Сегодня многое стало ясным, в том числе и механизм поиска «по дереву». Опознание этим путем возможно потому, что левое полушарие (его престриарная кора) обращается с простыми признаками – точно такими же, которые имеются и в правой затылочной коре, – своеобразно: оно их объединяет.

Простые признаки, как мы помним, представляют собой паттерны – совокупности сигналов модулей, на которые природа разбила затылочную кору. Эти признаки, в соответствии с перестройкой «сита» полей НКТ, выделяются последовательно, от самых грубых до самых тонких.

В правой затылочной коре и более высоких отделах зрительной системы правого полушария благодаря простым признакам отражаются вполне конкретные образы, расположенные во вполне конкретном, открывающимся сиюминутно перед глазами, зрительном пространстве. Паттерны, описывающие одинаковые текстуры, объединяются между собою только внутри данной текстуры однородной области – той области, которая «выстрижена» нейронами затылочной коры из фона...

В левом же полушарии объединение простых признаков происходит иначе. Кусочное квазиголографическое представление картины видоизменяется так, что возникает преобразование Меллина (описывать его без формул крайне сложно, поэтому ограничимся одним названием). Оно обладает массой полезных свойств. В частности, сложные признаки – результат объединения большого количества простых – дают возможность очень экономично (с точки зрения использования ресурсов мозга) воспринимать и запоминать предъявляемые изображения. Это резко упрощает оценку связи воспринятого образа с имеющейся в мозгу моделью мира, а в конечном счете позволяет быстро решать, какое действие нужно предпринять.

Сложные признаки выглядят математически как особого рода поверхности – гиперплоскости в многомерном пространстве простых признаков. Чтобы опознать (отыскать в памяти) образ, левому полушарию нет нужды просматривать путь в точку многомерного пространства, как это делает правое. Достаточно определить, справа или слева от гиперплоскости находится искомый сложный признак, и в несколько шагов выйти в искомую область. Грубо говоря, с помощью сложных признаков идет стрельба по площади, а не по точечной цели. Ясно, что если площадь велика, на такое попадание хватит иной раз даже одного «снаряда», даже самого грубого признака («живое – не живое» и тому подобное), хотя в большинстве случаев придется тратить пять – десять.

Отсюда понятно, почему при коротком времени предъявления не различаются, например, картинки «зонтик» и «карандаш». Это происходит не потому, что оба они длинные.
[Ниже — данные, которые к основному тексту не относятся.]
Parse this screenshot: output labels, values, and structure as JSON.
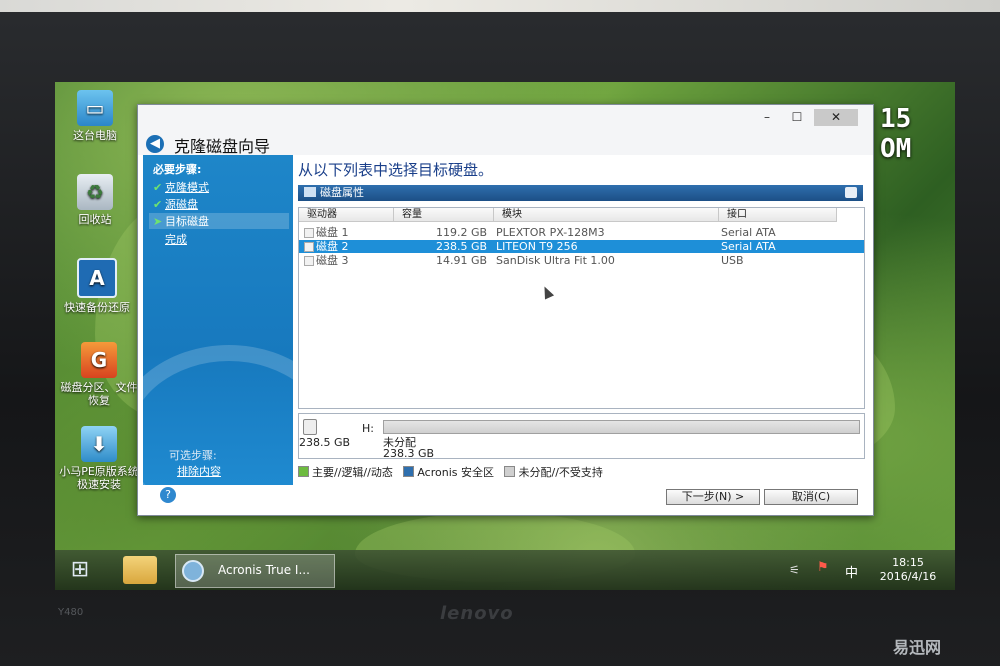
{
  "desktop": {
    "icons": [
      {
        "label": "这台电脑",
        "icon": "computer-icon"
      },
      {
        "label": "回收站",
        "icon": "recycle-bin-icon"
      },
      {
        "label": "快速备份还原",
        "icon": "acronis-icon"
      },
      {
        "label": "磁盘分区、文件恢复",
        "icon": "diskgenius-icon"
      },
      {
        "label": "小马PE原版系统极速安装",
        "icon": "installer-icon"
      }
    ],
    "clock_digits": "15\nOM"
  },
  "dialog": {
    "title": "克隆磁盘向导",
    "window_controls": {
      "minimize": "–",
      "maximize": "☐",
      "close": "✕"
    },
    "sidebar": {
      "required_heading": "必要步骤:",
      "steps": [
        {
          "label": "克隆模式",
          "done": true
        },
        {
          "label": "源磁盘",
          "done": true
        },
        {
          "label": "目标磁盘",
          "current": true
        },
        {
          "label": "完成",
          "done": false
        }
      ],
      "optional_heading": "可选步骤:",
      "exclude_item": "排除内容"
    },
    "main_title": "从以下列表中选择目标硬盘。",
    "panel_header": "磁盘属性",
    "table": {
      "columns": [
        "驱动器",
        "容量",
        "模块",
        "接口"
      ],
      "rows": [
        {
          "drive": "磁盘 1",
          "capacity": "119.2 GB",
          "model": "PLEXTOR PX-128M3",
          "interface": "Serial ATA",
          "selected": false
        },
        {
          "drive": "磁盘 2",
          "capacity": "238.5 GB",
          "model": "LITEON T9 256",
          "interface": "Serial ATA",
          "selected": true
        },
        {
          "drive": "磁盘 3",
          "capacity": "14.91 GB",
          "model": "SanDisk Ultra Fit 1.00",
          "interface": "USB",
          "selected": false
        }
      ]
    },
    "disk_map": {
      "disk_size": "238.5 GB",
      "partition_letter": "H:",
      "partition_label": "未分配",
      "partition_size": "238.3 GB"
    },
    "legend": [
      {
        "label": "主要//逻辑//动态",
        "color": "#6dbb3f"
      },
      {
        "label": "Acronis 安全区",
        "color": "#2f6fae"
      },
      {
        "label": "未分配//不受支持",
        "color": "#cfcfcf"
      }
    ],
    "buttons": {
      "next": "下一步(N) >",
      "cancel": "取消(C)"
    }
  },
  "taskbar": {
    "app_label": "Acronis True I...",
    "ime": "中",
    "time": "18:15",
    "date": "2016/4/16"
  },
  "hardware": {
    "brand": "lenovo",
    "model": "Y480"
  },
  "watermark": "易迅网"
}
Длина есть признак, передающийся и описываемый отдельным каналом – каналом пространственных отношений. По длине, как известно, мы лишь в немногих случаях способны косвенно судить о форме. Причина путаницы в том, что в первые мгновения после саккадического скачка поля НКТ очень грубы, и описание по преобразованию Меллина оказывается очень приблизительным: зонтик и карандаш не различаются потому, что первые члены преобразования у них одинаковы. А поскольку (из-за краткости предъявления, заданного экспериментатором) дальнейший анализ прерывается, испытуемый судит о форме только на основании усеченного набора сложных признаков – и ошибки неизбежны.

Такой механизм зрительного опознавания объясняет, почему левое полушарие лучше справляется с задачами «Установить сходство», а правое – с задачами «Установить различие», а также, почему при анализе сходства мозг ошибается чаще, нежели при анализе различия.